Director: Matthew Vaughn
Writer: Jane Goldman, Matthew Vaughn
Starring: Claire Danes, Ian McKellen, Charlie Cox, Michelle Pfeiffer, Robert De Niro
Runtime: 127 minutes
Rating: 76% Fresh
Views: 1st Viewing
Director Matthew Vaughn started his career with 2004’s indie-crime film, Layer Cake, which was released to both widespread critical and audience acclaim, and has gone on to become a cult film in the same vain as Guy Ritchie’s Lock Stock and Two Smoking Barrels. Since Layer Cake, Matthew Vaughn has gone on to become one of Hollywood’s most interesting directors, and easily one of the go-to filmmakers for action and crime films. Stardust was Vaughn’s sophomore directing attempt, and Vaughn again manages to hit it out of the park.
Stardust is based on the Neil Gaiman novel of the same name, and is about a young man called Tristan Thorn (Charlie Cox). Tristan’s father crossed over the wall into the magical kingdom of Stormhold eighteen years previous, and met Tristan’s mother, an enslaved princess named Una. The King of Stormhold is on his deathbed, and after deciding to let his sons compete for the throne, throws a ruby into the sky for his sons to retrieve. The ruby collides with a nearby star, sending both crashing back down to the earth. Tristan Thorn travels to the star, and finds a young girl named Yvaine (Claire Danes) who he precedes to take with him. A group of three witches, led by Lamia (Michelle Pfeiffer) learns of the fallen star and decides to find the young woman and eat her heart, thereby recovering the three witches’ youth and magical powers. With the assistance of his mother and a flamboyant pirate of the sky (Robert De Niro), Tristan must win his true love and save Yvain from certain doom.

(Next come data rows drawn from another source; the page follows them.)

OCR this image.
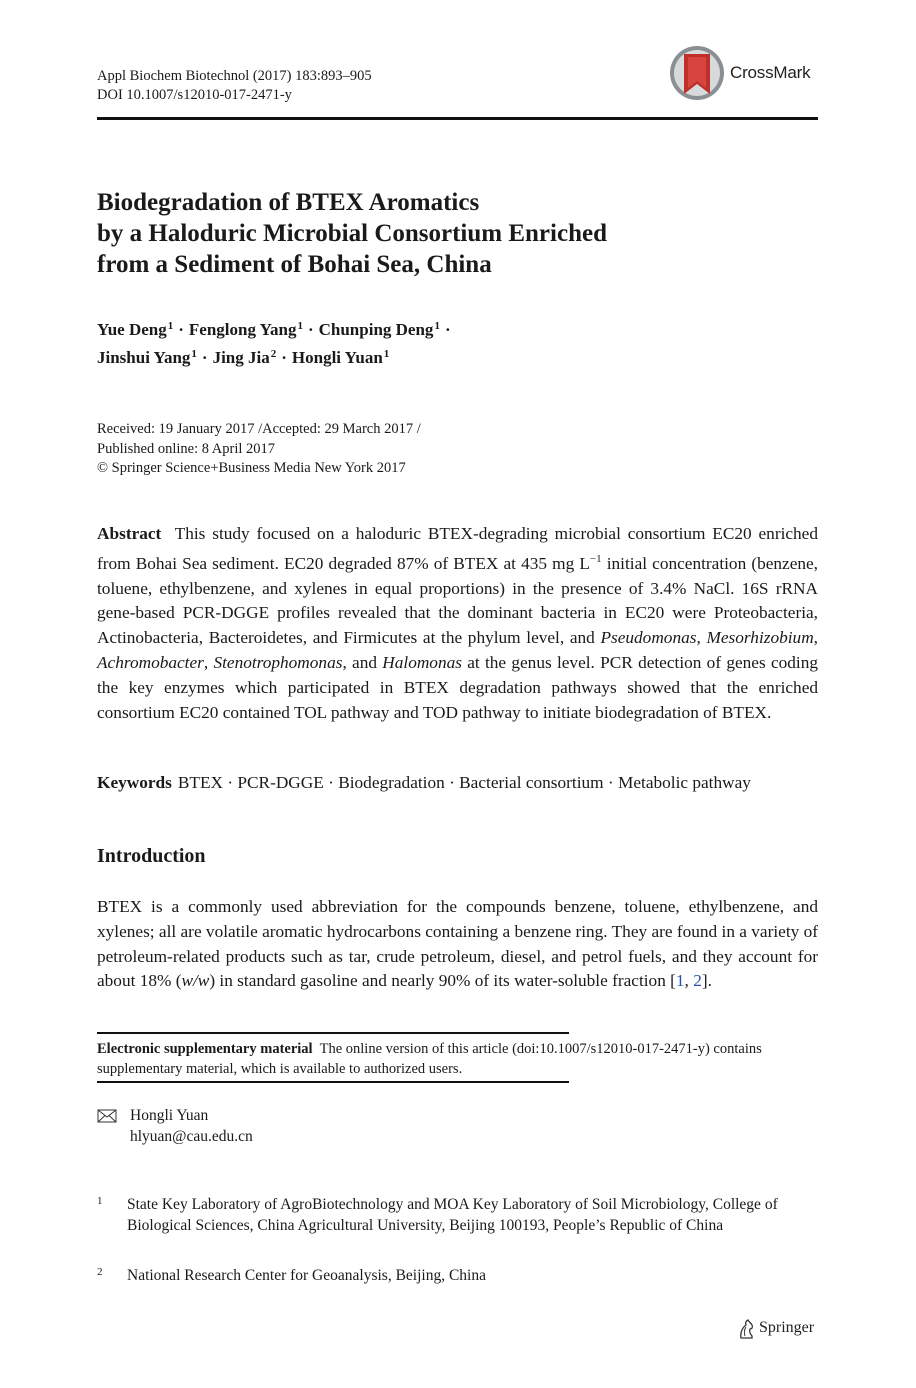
Appl Biochem Biotechnol (2017) 183:893–905
DOI 10.1007/s12010-017-2471-y
CrossMark
Biodegradation of BTEX Aromatics
by a Haloduric Microbial Consortium Enriched
from a Sediment of Bohai Sea, China
Yue Deng$^1$ · Fenglong Yang$^1$ · Chunping Deng$^1$ ·
Jinshui Yang$^1$ · Jing Jia$^2$ · Hongli Yuan$^1$
Received: 19 January 2017 /Accepted: 29 March 2017 /
Published online: 8 April 2017
© Springer Science+Business Media New York 2017
Abstract This study focused on a haloduric BTEX-degrading microbial consortium EC20 enriched from Bohai Sea sediment. EC20 degraded 87% of BTEX at 435 mg $L^{-1}$ initial concentration (benzene, toluene, ethylbenzene, and xylenes in equal proportions) in the presence of 3.4% NaCl. 16S rRNA gene-based PCR-DGGE profiles revealed that the dominant bacteria in EC20 were Proteobacteria, Actinobacteria, Bacteroidetes, and Firmicutes at the phylum level, and Pseudomonas, Mesorhizobium, Achromobacter, Stenotrophomonas, and Halomonas at the genus level. PCR detection of genes coding the key enzymes which participated in BTEX degradation pathways showed that the enriched consortium EC20 contained TOL pathway and TOD pathway to initiate biodegradation of BTEX.
Keywords BTEX · PCR-DGGE · Biodegradation · Bacterial consortium · Metabolic pathway
Introduction
BTEX is a commonly used abbreviation for the compounds benzene, toluene, ethylbenzene, and xylenes; all are volatile aromatic hydrocarbons containing a benzene ring. They are found in a variety of petroleum-related products such as tar, crude petroleum, diesel, and petrol fuels, and they account for about 18% (w/w) in standard gasoline and nearly 90% of its water-soluble fraction [1, 2].
Electronic supplementary material The online version of this article (doi:10.1007/s12010-017-2471-y) contains supplementary material, which is available to authorized users.
Hongli Yuan
hlyuan@cau.edu.cn
1 State Key Laboratory of AgroBiotechnology and MOA Key Laboratory of Soil Microbiology, College of Biological Sciences, China Agricultural University, Beijing 100193, People’s Republic of China
2 National Research Center for Geoanalysis, Beijing, China
Springer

Going into a film like Stardust is always a very intimidating prospect, because most films in the fantasy genre simply don’t turn out very well in the end. In the years following Peter Jackson’s Lord of the Rings trilogy, many franchises and stand-alone fantasy epics were attempted, and mostly failed (with the exception of The Chronicles of Narnia), and Stardust looked to be no different. Fortunately for audiences worldwide, Stardust is loaded with more than enough talent to make it work, and make it work well. Director Matthew Vaughn knows how to pace a film of this proportion, and his direction is remarkable throughout. His action scenes flow together incredibly well, and he commands his exceptionally talented cast to some very impressive performances. Robert De Niro in particular puts in a very fun performance as Captain Shakespeare, the flamboyant sky pirate, easily giving the film it’s most heartfelt and tear-inducing moment towards the end of the film.
The only elements that don’t work for Stardust are its score, composed by long-time Matthew Vaughn collaborator Ilan Eshkeri. It’s not that the score is particularly bad, just that it feels like and sounds very similar at times to Howard Shore’s score for the Lord of the Rings trilogy. It took me out of the film in a few moments, and I felt that a less inspired composition might have worked far better. Overall, Stardust is an incredibly fun and entertaining discovery for the fantasy genre, and a film that completely took many people by surprise. A talented director and cast help this film rise from a mediocre and forgettable film to a cult favourite that will continue to entertain for years. I highly recommend Stardust to anybody interested in epic fantasy films. 8/10.